Bir rüyaya, masala dönüyor mazi, yürüdükçe bizler dünya üzerinde ve eşyalar, nesneler, mekanlar sessiz sedasız uzaklaşırken bizden, silinmiş harfler gibi kalıyor izleri hayat defterimizde.

Çocukluğumuzun geçtiği evler, mekânlar; çocukluğumuz kadar uzakta olmasa da önlerine vardığımızda hepsinin kulağımıza fısıldadığı ilk cümle: Bir varmış, bir yokmuş...

28 Kasım 2021 Pazar

korku

Kimi gök gürültüsünden korkar kimi fırtınadan. Kimi açlıktan korkar, kimi açıkta kalmaktan. Kimi ölümden, ölülerden korkar; kimi yaşamaktan, dirilerden. Zulmetmekten korkan da var zalim eline düşmekten de. Korkular sıra sıra, korku renk renk içimizde. 
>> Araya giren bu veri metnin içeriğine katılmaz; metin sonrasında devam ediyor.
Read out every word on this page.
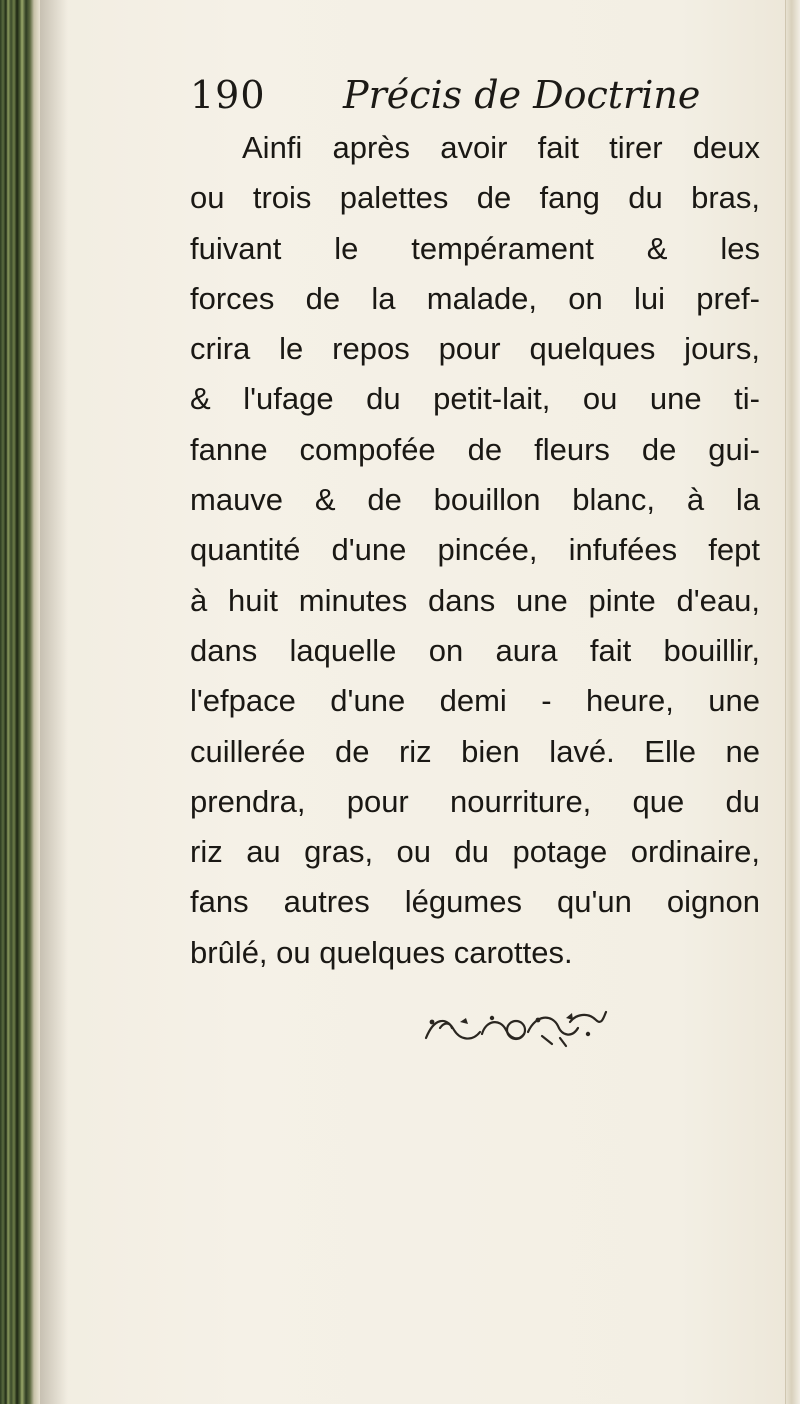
190 Précis de Doctrine
Ainfi après avoir fait tirer deux
ou trois palettes de fang du bras,
fuivant le tempérament & les
forces de la malade, on lui pref-
crira le repos pour quelques jours,
& l'ufage du petit-lait, ou une ti-
fanne compofée de fleurs de gui-
mauve & de bouillon blanc, à la
quantité d'une pincée, infufées fept
à huit minutes dans une pinte d'eau,
dans laquelle on aura fait bouillir,
l'efpace d'une demi - heure, une
cuillerée de riz bien lavé. Elle ne
prendra, pour nourriture, que du
riz au gras, ou du potage ordinaire,
fans autres légumes qu'un oignon
brûlé, ou quelques carottes.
Henüz dünyaya inmeden kalbimize işlenmiş bir nakış korku, daha yürümeye başlamadan yeryüzünde, içimizi titreten ayaz. Vücudumuz büyüdükçe ruhumuzda büyüyen boşluk korku, arşınladıkça yeryüzünü zihnimize dolaşan sarmaşık. Korku; ya sakin bir akşam vakti yahut uyandığımızda gecenin bir yarısı, endişelerimizi yanına alarak benliğimizin sınırlarını yıkan, nabzımızdaki ahengi sarsan sessiz bir uğultu; ardımızda, önümüzde, sağımızda, solumuzda ansızın beliren dipsiz kuyu. Korku, gerçeğin üzerini örtmek için gözlerimize inmiş perde. 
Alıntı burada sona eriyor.